Une ligne de fracture apparaît au sein de la majorité sur le sort des demandeurs d’emploi reconnus « non mobilisables », c’est-à-dire inaptes au travail pour des raisons psycho-médico-sociales. En toile de fond: la réforme du chômage et le risque, dès le 1er janvier, de voir plusieurs milliers de personnes perdre toute allocation sans solution claire de remplacement.
Le CD&V tire la sonnette d’alarme. La ministre flamande Hilde Crevits et la députée Nahima Lanjri réclament la mise en place, au niveau fédéral, d’un statut spécifique assorti d’un revenu de remplacement pour les personnes reconnues durablement non mobilisables. Selon leurs estimations, plus de 10.000 personnes seraient concernées en Flandre, un peu plus d’un millier en Wallonie et quelque 400 à Bruxelles.

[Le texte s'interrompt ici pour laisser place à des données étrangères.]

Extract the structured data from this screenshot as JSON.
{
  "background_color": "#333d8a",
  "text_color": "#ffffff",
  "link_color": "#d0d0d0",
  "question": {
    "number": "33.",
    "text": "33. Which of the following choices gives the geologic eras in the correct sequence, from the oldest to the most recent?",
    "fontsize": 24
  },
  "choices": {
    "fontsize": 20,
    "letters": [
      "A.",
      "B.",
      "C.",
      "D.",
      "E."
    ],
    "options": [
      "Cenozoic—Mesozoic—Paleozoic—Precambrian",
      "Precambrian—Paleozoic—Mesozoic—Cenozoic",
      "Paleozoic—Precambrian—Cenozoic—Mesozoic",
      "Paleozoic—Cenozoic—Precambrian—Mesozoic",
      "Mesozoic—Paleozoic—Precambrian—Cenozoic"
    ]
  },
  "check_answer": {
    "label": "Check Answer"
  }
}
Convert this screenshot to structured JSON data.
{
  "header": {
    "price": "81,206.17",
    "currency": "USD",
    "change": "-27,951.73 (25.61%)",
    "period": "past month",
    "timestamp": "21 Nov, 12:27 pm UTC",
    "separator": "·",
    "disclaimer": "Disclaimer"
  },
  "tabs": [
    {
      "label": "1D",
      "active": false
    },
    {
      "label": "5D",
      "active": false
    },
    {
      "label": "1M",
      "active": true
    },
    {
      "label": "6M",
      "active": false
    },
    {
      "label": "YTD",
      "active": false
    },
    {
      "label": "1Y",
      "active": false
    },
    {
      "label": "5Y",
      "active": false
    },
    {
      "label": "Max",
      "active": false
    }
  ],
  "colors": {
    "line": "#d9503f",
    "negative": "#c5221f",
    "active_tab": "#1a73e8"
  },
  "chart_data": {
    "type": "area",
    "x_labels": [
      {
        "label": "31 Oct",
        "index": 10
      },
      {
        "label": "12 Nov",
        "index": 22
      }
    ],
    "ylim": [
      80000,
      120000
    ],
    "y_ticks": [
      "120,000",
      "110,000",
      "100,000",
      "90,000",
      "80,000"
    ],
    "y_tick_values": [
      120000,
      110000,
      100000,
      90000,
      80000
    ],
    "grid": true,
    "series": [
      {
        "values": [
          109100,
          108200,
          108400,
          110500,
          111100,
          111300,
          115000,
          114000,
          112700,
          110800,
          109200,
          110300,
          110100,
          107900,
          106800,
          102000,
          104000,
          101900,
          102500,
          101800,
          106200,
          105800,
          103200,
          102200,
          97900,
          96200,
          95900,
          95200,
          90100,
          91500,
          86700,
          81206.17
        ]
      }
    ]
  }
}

Ni malades ni aptes à travailler
Pour Nahima Lanjri, le problème est structurel: ces personnes ne sont ni réellement aptes à l’emploi, ni reconnues comme malades ou handicapées au sens strict. Les renvoyer vers les CPAS reviendrait, selon elle, à les faire sortir des radars, sans accompagnement ni perspective. « Sans intervention ciblée, elles ne seront ni activées, ni réorientées vers un emploi adapté, ni même vers une autre forme d’utilité sociale », avertit-elle.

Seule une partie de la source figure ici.